CEO Andrew Taplin has been promising a significant increase to the size and quality of the resource from its recent infill and extensional aircore program, and today he delivered the outcome of the work by suggesting
Port Gregory now has enough garnet to meet five years of global demand.
The total resource now stands at 166 million tonnes grading 4% total heavy minerals for 5.9Mt of contained garnet, with minor ilmenite and rutile credits.
Encouragingly for the company's development plans the majority of the resource is measured.
The deposit remains open to the south and north.
Taplin said the company will now move into a prefeasibility study, building on
scoping studies that suggest Port Gregory has a capital cost of a modest $110 million, a four-year payback and a free cash flow of $588 million.

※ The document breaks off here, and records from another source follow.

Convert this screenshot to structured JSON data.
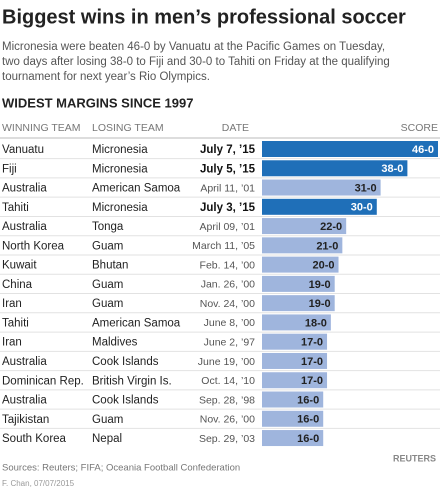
{
  "chart_data": {
    "type": "bar",
    "title": "Biggest wins in men’s professional soccer",
    "subtitle": [
      "Micronesia were beaten 46-0 by Vanuatu at the Pacific Games on Tuesday,",
      "two days after losing 38-0 to Fiji and 30-0 to Tahiti on Friday at the qualifying",
      "tournament for next year’s Rio Olympics."
    ],
    "heading": "WIDEST MARGINS SINCE 1997",
    "column_headers": [
      "WINNING TEAM",
      "LOSING TEAM",
      "DATE",
      "SCORE"
    ],
    "winning_team": [
      "Vanuatu",
      "Fiji",
      "Australia",
      "Tahiti",
      "Australia",
      "North Korea",
      "Kuwait",
      "China",
      "Iran",
      "Tahiti",
      "Iran",
      "Australia",
      "Dominican Rep.",
      "Australia",
      "Tajikistan",
      "South Korea"
    ],
    "losing_team": [
      "Micronesia",
      "Micronesia",
      "American Samoa",
      "Micronesia",
      "Tonga",
      "Guam",
      "Bhutan",
      "Guam",
      "Guam",
      "American Samoa",
      "Maldives",
      "Cook Islands",
      "British Virgin Is.",
      "Cook Islands",
      "Guam",
      "Nepal"
    ],
    "dates": [
      "July 7, ’15",
      "July 5, ’15",
      "April 11, ’01",
      "July 3, ’15",
      "April 09, ’01",
      "March 11, ’05",
      "Feb. 14, ’00",
      "Jan. 26, ’00",
      "Nov. 24, ’00",
      "June 8, ’00",
      "June 2, ’97",
      "June 19, ’00",
      "Oct. 14, ’10",
      "Sep. 28, ’98",
      "Nov. 26, ’00",
      "Sep. 29, ’03"
    ],
    "values": [
      46,
      38,
      31,
      30,
      22,
      21,
      20,
      19,
      19,
      18,
      17,
      17,
      17,
      16,
      16,
      16
    ],
    "value_labels": [
      "46-0",
      "38-0",
      "31-0",
      "30-0",
      "22-0",
      "21-0",
      "20-0",
      "19-0",
      "19-0",
      "18-0",
      "17-0",
      "17-0",
      "17-0",
      "16-0",
      "16-0",
      "16-0"
    ],
    "colors": [
      "#1f6fb8",
      "#1f6fb8",
      "#9fb5dd",
      "#1f6fb8",
      "#9fb5dd",
      "#9fb5dd",
      "#9fb5dd",
      "#9fb5dd",
      "#9fb5dd",
      "#9fb5dd",
      "#9fb5dd",
      "#9fb5dd",
      "#9fb5dd",
      "#9fb5dd",
      "#9fb5dd",
      "#9fb5dd"
    ],
    "xlim": [
      0,
      46
    ],
    "source": "Sources: Reuters; FIFA; Oceania Football Confederation",
    "credit": "F. Chan, 07/07/2015",
    "logo": "REUTERS"
  }
}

The project's net present value and internal rate of return were estimated at $253 million and 33%.
Bulk sampling for end-user acceptance testing is scheduled to start later this year.
There are already two garnet mines north of Port Gregory, but with Indian, Australian and USA supply and production challenges materially impacting global supply, Taplin believes the market can support a third.
The company also has a 90-150Mt at 4.1-5.4% THM exploration target for its nearby Red Hill project.
Heavy shares were up some 240% in early trade to hit an infra-day and 12-month peak of 39c per share.
At the time of writing the stock was still up 195% at 33c, capitalising it at $17.5 million. It closed at 11c on Friday.